The more I reflected, the more I wondered: Did Jesus cause people to experience this same thing?
When I turn to the Gospels, I see collective effervescence woven throughout his ministry. Think of the Sermon on the Mount — a hillside filled with people, all leaning in, hanging on Jesus' words. When he said, "Blessed are the poor in spirit," a single person might have felt consoled, but surrounded by hundreds equally hungry for hope, that consolation would swell into something electrifying.
Or picture the feeding of the 5,000. People gathered, not only for food but for meaning, for belonging. As bread was blessed, broken and shared, the miracle was more than full stomachs — it was the joy of one table, one community. Can we not imagine the surge of collective effervescence as thousands realized that hope and abundance were possible in their midst?

Sr. Nodelyn Abayan, center, with friends Ericka Erickson, left, and Maria Jose Bastias, right, May 1. (Nodelyn Abayan)
The triumphal entry into Jerusalem, too, carries this energy. Crowds waving palm branches, shouting "Hosanna!" Their enthusiasm carried Jesus forward, the spirit of the people propelling him into the holy city. And of course, at Pentecost, the Spirit descended upon fearful disciples, uniting them into one bold body, speaking in many tongues yet filled with the same fire. That moment was not only divine — it was the ultimate eruption of collective effervescence, birthing the church itself. (Interestingly, that is the feast day of my community, the Sisters of Social Service.)
Jesus didn't just encounter this energy; he nurtured it (in fact he is God's energy!) He gathered people, invited them into shared meals, told stories in groups, and healed in the midst of crowds. He knew that the Spirit often moves most powerfully when people come together. What one person struggles to hold onto — faith, courage, hope — the community can carry and amplify.

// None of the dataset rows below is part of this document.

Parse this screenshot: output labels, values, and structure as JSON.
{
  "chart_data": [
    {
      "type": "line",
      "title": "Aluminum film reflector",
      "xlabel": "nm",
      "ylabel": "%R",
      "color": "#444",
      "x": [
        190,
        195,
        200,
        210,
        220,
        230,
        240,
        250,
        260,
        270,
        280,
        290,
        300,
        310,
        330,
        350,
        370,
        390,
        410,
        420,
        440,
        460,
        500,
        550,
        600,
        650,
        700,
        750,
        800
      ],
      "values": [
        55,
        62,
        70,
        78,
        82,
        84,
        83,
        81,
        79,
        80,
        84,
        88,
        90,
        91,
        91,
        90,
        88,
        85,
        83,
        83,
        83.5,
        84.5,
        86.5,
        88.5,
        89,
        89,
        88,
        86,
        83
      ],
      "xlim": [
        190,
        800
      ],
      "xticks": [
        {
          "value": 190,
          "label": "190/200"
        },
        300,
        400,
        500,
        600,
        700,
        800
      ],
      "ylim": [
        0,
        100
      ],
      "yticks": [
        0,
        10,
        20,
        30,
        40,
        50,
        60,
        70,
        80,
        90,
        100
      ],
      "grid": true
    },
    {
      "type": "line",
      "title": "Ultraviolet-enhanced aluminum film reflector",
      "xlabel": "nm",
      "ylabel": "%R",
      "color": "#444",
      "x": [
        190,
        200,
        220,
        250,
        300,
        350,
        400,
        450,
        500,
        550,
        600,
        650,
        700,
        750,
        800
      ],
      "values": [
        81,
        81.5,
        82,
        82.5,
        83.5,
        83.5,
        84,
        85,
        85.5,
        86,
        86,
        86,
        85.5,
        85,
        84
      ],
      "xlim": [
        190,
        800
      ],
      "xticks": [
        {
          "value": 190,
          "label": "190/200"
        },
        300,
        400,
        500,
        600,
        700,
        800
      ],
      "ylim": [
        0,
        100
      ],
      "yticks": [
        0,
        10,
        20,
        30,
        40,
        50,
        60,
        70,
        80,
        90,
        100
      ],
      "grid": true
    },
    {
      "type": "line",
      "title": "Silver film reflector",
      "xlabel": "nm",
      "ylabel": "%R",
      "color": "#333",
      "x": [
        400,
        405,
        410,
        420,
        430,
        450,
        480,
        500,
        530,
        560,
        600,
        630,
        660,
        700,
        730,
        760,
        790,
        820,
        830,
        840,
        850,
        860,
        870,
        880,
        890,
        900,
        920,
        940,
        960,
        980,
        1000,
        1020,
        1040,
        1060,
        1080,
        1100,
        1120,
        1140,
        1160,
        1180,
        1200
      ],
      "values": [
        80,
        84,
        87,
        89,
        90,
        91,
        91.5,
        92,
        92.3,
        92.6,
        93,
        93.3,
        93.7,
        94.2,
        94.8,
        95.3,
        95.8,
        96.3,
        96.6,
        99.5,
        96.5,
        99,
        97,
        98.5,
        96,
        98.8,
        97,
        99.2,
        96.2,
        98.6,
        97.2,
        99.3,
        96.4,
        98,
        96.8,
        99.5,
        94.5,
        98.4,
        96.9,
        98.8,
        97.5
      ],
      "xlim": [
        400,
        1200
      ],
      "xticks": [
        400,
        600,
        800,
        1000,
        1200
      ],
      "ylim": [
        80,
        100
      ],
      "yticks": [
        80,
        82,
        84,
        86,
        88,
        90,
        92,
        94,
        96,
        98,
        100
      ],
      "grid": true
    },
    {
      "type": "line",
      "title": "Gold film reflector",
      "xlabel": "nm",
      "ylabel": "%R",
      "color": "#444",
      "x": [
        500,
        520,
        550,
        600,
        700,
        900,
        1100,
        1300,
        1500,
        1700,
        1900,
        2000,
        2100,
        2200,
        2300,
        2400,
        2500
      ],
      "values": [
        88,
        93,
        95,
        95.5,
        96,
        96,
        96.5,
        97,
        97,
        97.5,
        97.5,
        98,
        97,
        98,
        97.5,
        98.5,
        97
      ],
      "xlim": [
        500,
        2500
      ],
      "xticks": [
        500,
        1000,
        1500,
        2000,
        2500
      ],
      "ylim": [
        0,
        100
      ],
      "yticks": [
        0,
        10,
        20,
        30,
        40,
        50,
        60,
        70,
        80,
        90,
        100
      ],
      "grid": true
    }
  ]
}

This reflection or sort of higher awareness fills me with hope. In a world or even a country, where isolation and division seem to dominate, collective effervescence reminds us that we are not meant to journey alone. We are created for connection, for rhythms of togetherness, for shared experiences that open us to the Spirit. Jesus shows us that hope is not just a private sentiment tucked away in our individual hearts; it is a current — a stream of life that rises when we gather, pray, sing, march, or even cheer side by side.
And so, I find myself in quiet prayer saying thanks for the ways this reality, this insight, quietly shapes my life. In church pews, in choir lofts, in Zumba studios, at graduations, in ballparks, and even in the streets calling for justice, I sense the energy of the Holy Spirit weaving us together. These are glimpses of God's Kin-dom, moments where Jesus is palpably present, blessing our unity, magnifying our joy and strengthening our hope.

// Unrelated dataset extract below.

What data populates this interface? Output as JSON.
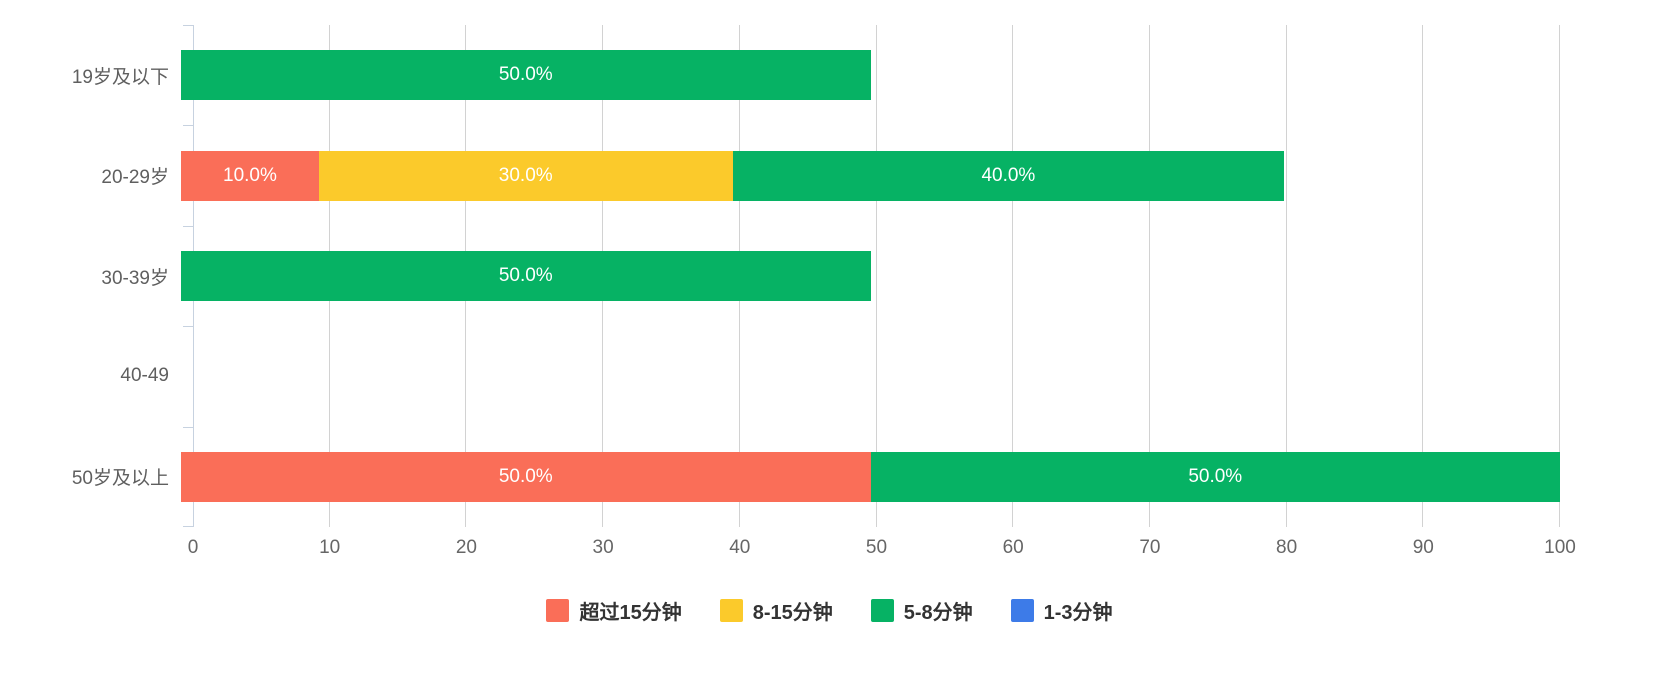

Perhaps that is the miracle: that God takes our ordinary acts of togetherness — our prayers, our songs, our meals, our laughter, our chants for justice — and transforms them into sacred glimpses of what is possible, but we have to have awareness of it. Collective effervescence is not just a psychological phenomenon or a sociological term; for me it is a spiritual truth. It is the Spirit at work, drawing us closer not only to one another but to God.
Advertisement
So, the next time I smile over saying "supercalifragilisticexpialidocious" or repeat "pneumococcal pneumonia," I will laugh. But when I say "collective effervescence," I will pause with reverence. For in that phrase, I hear the heartbeat of community, the whisper of Jesus moving among us, and the assurance that hope is always rising.
Even a small glimpse of collective effervescence can renew the hope our country and world so urgently need.
What has been your own experience of collective effervescence?
P.S. Collective effervescence also exists in nature — think of migrating birds — but that's a reflection for another time.